[05] Bumi dan Langit.

4.6K 388 5
                                    

**

Bumi dan langit. seperti Afka dan Yesa Kara. keduanya punya tempat spesial di hati sang ayah dan ibu karena mereka seperti langit. di junjung atas kesempurnaannya, entah itu dari segi fisik maupun dari segi kepintaran. yang jelas, Afka terlalu segan untuk meminta kasih sayang jika begini.

Dirinya bagaikan bumi. yang hanya mampu melihat keindahan langit dan diam menerima injakan para manusia. berkali-kali akan Afka teriakkan, ia bodoh. sekeras apapun mencoba, Afka tak akan berhasil. se-rajin apapun ia, tentu akan kalah dengan segudang prestasi milik Kara. selama apapun ia belajar, otaknya tak akan bisa menyamai Yesa.

simpelnya begitu. perbedaan itu terlihat sekarang. jujur Afka lebih memilih melihat ayahnya yang acuh daripada ayahnya yang kini lebih menyayangi dua saudara tirinya. Afka memandang sendu ke arah Wira yang tengah menyuapi Kara makan di ruang tengah.
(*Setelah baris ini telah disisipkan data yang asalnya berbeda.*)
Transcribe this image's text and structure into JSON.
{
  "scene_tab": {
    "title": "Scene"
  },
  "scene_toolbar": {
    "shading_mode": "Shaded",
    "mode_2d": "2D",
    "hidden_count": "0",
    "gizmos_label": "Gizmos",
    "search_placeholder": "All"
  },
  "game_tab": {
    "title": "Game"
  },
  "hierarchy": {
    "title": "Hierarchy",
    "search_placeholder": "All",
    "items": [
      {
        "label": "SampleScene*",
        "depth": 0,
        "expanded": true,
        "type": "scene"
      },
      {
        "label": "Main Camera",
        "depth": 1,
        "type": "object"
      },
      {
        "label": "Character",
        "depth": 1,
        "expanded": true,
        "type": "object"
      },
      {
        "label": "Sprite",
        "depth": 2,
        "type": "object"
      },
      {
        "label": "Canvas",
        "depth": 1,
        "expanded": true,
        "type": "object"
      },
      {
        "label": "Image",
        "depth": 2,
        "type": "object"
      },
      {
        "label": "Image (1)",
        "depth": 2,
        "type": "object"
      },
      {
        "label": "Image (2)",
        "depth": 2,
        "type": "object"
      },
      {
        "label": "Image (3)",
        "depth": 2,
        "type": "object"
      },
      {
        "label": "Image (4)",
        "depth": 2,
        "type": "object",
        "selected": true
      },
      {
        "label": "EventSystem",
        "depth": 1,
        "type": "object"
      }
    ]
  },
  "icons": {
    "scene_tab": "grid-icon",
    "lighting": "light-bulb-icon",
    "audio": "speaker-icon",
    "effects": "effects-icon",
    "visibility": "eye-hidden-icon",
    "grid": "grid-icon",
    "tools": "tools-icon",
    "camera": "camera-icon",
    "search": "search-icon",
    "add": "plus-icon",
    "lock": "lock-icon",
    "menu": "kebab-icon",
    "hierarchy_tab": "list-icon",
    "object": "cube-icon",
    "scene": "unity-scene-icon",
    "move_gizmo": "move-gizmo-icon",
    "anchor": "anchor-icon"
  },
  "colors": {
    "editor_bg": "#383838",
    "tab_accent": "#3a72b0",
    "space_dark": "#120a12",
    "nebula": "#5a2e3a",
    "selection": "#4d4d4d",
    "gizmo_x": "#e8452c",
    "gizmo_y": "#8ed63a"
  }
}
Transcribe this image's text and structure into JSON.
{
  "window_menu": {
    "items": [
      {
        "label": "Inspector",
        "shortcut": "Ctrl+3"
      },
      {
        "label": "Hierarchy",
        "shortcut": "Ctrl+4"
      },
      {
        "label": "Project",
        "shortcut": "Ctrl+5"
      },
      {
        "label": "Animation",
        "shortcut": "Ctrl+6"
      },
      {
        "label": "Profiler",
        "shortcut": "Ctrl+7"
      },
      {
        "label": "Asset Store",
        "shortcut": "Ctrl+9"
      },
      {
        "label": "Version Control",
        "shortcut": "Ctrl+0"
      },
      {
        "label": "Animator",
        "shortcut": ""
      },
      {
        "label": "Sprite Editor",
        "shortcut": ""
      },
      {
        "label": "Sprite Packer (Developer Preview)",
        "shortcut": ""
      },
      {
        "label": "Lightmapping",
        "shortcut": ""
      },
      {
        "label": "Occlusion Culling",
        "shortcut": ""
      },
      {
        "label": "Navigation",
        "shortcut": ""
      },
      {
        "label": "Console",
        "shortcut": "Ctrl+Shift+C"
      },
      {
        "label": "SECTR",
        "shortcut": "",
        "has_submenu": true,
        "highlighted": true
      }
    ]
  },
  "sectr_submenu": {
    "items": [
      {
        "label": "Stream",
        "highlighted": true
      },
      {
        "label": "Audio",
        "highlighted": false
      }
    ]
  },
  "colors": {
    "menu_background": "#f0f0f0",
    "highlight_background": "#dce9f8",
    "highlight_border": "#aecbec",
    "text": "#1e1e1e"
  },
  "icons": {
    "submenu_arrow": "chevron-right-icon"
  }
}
pagi-pagi sekali Ayahnya itu sudah bangun dan duduk anteng di meja makan menunggu kedua anaknya. bahkan tanpa di minta, ia melayani si bungsu seperti tuan Putri. Afka yang duduk di hadapan Jihan berusaha bersikap biasa, apalagi saat melihat senyum manis sang ibu tiri merekah setelah Kara mendapatkan elusan di kepala oleh sang ayah.

"adek rajin banget, hm? padahal ayah mau ajak jalan-jalan sama Kakak dan Bunda kalau adek libur. kita ke zoo, ke mall, ke water park, seneng-seneng. adek gak mau libur aja?" Wira bertanya lembut. Kara menggeleng cepat. ia tidak mau libur, menurutnya, berada di sekolah lebih menyenangkan ketimbang bepergian ke tempat wisata.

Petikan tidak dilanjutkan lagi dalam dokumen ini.